Os cruzamentos mostraram que a preferência por metragem variava conforme a região. Em determinadas localizações, unidades menores apareciam de forma mais competitiva. Em outra, o produto de 62 m² ganhava maior peso.
Produto e território não deveriam ser analisados separadamente.
DECISÃO DE COMPRA
A pesquisa identificou onde a compra poderia travar
Entre os consumidores com baixa chance de compra, condições financeiras apareceram como a principal barreira, com 36,75%.
Entre os fatores considerados decisivos:
- 45,00% — Preço
- 23,33% — Localização
- 13,67% — Segurança
A estratégia comercial precisava tratar capacidade financeira, localização e segurança como elementos centrais da decisão.
O que o comprador valorizava no produto
consideraram portaria 24 horas o principal atributo de segurança
priorizaram varanda gourmet com churrasqueira na composição do imóvel
Academia foi o item de lazer mais citado como primeira opção
Esses elementos não funcionavam apenas como características de projeto. Eles também poderiam orientar a forma como o valor do empreendimento seria apresentado ao mercado.
O estudo transformou respostas em critérios para decisão
DEMANDA
Dimensionar quantos consumidores avançavam do perfil compatível para uma condição de maior aderência à compra.
PÚBLICO
Identificar características, intenções e motivações do segmento mais aderente.
PRODUTO
Comparar metragem, dormitórios, suíte, vaga e atributos desejados.
LOCALIZAÇÃO
Entender como região e produto interagiam na percepção do comprador.
COMPRA
Mapear barreiras, fatores decisivos e condições que deveriam receber maior atenção.
COMUNICAÇÃO
Entender canais e hábitos relevantes para ativação comercial.

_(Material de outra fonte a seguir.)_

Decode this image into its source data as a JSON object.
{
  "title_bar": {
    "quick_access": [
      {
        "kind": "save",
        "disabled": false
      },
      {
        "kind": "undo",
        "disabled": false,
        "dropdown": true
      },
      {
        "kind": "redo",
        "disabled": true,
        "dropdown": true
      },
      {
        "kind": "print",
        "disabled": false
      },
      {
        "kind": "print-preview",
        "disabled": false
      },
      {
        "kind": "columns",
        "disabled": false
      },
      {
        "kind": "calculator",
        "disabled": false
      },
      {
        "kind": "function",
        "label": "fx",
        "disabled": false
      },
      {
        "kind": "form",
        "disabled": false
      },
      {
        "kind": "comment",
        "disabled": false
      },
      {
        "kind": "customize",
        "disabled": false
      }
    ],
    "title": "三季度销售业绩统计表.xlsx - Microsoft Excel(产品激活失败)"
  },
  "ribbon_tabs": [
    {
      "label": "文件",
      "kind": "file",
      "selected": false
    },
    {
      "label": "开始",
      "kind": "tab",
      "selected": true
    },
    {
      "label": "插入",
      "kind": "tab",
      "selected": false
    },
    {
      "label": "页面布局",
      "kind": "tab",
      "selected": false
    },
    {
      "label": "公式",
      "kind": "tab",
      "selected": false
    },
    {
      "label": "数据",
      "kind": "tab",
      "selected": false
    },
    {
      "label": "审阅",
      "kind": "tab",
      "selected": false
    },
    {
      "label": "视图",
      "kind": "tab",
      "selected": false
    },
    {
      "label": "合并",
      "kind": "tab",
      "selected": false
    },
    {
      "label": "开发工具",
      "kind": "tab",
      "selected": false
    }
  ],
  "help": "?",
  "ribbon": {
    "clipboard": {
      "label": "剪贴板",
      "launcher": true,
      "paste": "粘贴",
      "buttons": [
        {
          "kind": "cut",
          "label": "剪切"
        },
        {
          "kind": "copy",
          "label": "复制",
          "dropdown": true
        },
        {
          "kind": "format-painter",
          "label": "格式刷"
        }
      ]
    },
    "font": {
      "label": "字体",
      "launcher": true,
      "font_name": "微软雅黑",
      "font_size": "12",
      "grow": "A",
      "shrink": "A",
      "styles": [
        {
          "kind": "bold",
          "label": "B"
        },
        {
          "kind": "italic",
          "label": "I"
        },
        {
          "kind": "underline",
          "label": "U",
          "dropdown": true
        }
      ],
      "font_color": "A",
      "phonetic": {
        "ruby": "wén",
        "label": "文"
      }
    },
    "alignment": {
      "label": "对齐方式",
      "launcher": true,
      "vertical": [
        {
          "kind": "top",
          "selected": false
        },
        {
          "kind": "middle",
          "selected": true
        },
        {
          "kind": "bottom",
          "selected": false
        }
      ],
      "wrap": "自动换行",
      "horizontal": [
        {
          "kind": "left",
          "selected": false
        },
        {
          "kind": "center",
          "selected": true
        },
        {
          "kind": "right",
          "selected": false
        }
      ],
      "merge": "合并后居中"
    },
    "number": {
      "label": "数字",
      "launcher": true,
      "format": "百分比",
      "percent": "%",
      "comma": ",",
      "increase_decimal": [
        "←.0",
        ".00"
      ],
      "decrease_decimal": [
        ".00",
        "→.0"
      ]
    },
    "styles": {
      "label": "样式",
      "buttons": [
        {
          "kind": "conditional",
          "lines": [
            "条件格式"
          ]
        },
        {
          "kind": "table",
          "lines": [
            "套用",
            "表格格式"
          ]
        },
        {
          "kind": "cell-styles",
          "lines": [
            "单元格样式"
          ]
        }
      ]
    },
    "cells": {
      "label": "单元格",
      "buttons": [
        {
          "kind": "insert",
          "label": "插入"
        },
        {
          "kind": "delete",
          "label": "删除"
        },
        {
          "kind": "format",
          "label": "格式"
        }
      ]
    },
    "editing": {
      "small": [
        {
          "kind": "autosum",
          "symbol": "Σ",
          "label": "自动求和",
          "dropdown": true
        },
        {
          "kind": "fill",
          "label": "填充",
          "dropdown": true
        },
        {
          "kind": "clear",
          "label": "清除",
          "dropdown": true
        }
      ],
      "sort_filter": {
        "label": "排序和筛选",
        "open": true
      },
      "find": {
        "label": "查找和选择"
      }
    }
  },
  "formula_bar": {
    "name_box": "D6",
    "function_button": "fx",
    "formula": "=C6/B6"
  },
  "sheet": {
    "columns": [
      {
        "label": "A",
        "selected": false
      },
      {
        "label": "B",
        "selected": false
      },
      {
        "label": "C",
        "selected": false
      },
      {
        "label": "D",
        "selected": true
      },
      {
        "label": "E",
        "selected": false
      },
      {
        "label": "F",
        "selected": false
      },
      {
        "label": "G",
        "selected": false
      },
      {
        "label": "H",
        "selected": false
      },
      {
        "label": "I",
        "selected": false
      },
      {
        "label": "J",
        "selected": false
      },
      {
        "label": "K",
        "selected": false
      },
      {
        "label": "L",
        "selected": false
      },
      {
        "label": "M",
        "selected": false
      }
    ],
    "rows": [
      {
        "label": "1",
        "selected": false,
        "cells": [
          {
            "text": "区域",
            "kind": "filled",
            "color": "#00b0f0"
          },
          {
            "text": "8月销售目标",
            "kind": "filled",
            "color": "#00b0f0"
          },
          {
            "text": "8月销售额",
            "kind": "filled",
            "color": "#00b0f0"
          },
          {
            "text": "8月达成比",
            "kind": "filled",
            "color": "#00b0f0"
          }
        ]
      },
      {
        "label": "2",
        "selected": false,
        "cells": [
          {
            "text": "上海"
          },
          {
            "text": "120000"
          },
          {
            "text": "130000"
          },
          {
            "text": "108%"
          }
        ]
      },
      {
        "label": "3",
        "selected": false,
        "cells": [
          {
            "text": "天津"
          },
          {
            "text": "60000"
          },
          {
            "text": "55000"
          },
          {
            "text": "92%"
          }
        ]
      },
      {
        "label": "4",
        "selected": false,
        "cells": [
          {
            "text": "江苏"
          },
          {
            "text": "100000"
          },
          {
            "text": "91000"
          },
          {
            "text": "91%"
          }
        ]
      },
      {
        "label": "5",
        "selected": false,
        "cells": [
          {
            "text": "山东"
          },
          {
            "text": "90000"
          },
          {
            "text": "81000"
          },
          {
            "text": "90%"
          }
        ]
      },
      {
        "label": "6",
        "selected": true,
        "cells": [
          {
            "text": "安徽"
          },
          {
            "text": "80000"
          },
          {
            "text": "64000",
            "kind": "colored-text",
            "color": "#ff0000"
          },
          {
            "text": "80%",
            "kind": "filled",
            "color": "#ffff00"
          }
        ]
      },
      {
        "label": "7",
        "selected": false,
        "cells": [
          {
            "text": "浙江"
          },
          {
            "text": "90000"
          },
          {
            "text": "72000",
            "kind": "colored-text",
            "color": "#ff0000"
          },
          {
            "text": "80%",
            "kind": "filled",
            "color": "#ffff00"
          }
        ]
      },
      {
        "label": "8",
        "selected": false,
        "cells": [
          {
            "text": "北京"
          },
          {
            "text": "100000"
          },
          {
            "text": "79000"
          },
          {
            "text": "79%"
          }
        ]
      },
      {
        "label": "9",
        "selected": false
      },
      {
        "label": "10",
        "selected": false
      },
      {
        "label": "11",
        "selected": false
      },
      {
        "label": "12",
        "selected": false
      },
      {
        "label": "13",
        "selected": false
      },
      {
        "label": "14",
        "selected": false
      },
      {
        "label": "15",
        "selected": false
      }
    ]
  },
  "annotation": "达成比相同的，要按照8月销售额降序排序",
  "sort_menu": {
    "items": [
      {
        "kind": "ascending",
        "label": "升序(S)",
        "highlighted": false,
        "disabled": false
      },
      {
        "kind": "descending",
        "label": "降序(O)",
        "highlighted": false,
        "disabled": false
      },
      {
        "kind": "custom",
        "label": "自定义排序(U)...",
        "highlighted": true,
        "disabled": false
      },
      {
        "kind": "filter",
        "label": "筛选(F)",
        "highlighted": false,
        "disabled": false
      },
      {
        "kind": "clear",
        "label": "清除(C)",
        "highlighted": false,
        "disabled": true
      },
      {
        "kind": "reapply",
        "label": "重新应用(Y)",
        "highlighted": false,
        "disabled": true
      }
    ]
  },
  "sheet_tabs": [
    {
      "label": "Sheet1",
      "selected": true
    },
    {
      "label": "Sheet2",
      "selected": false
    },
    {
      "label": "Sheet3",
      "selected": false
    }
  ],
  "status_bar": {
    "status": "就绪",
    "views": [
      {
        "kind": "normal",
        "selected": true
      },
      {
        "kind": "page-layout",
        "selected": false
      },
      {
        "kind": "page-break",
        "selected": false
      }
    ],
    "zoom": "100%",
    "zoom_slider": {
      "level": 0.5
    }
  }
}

O valor não estava em descobrir quantas pessoas "gostaram" do empreendimento
Estava em transformar um mercado amplo em uma leitura progressivamente mais qualificada.
Ao combinar pesquisa de campo, perfil socioeconômico, percepção territorial, produto e comportamento de compra, a INDSAT forneceu parâmetros para apoiar decisões importantes com mais informação e menor dependência de percepção intuitiva.
A pesquisa não elimina o risco de um empreendimento. Ela ajuda a qualificá-lo antes que decisões de produto, preço, localização e posicionamento se tornem mais caras de corrigir.
E SE FOSSE O SEU EMPREENDIMENTO?
Que decisões você gostaria de tomar com mais segurança?
Na INDSAT Imobiliário, primeiro identificamos o que precisa ser decidido. Depois estruturamos a pesquisa necessária para transformar essas perguntas em evidências de mercado.
Inteligência de demanda para reduzir incertezas e aumentar a segurança da decisão imobiliária.
Sobre este case
Case real anonimizado para preservar a identidade do cliente e do empreendimento. Os dados apresentados retratam o contexto específico do mercado no período em que o levantamento foi realizado, em setembro de 2021. Valores, hábitos de consumo, comportamentos de mídia e demais indicadores conjunturais não devem ser interpretados como referências atuais de mercado. O objetivo deste case é demonstrar a metodologia, a profundidade da investigação e a aplicação estratégica de uma Pesquisa de Demanda Imobiliária.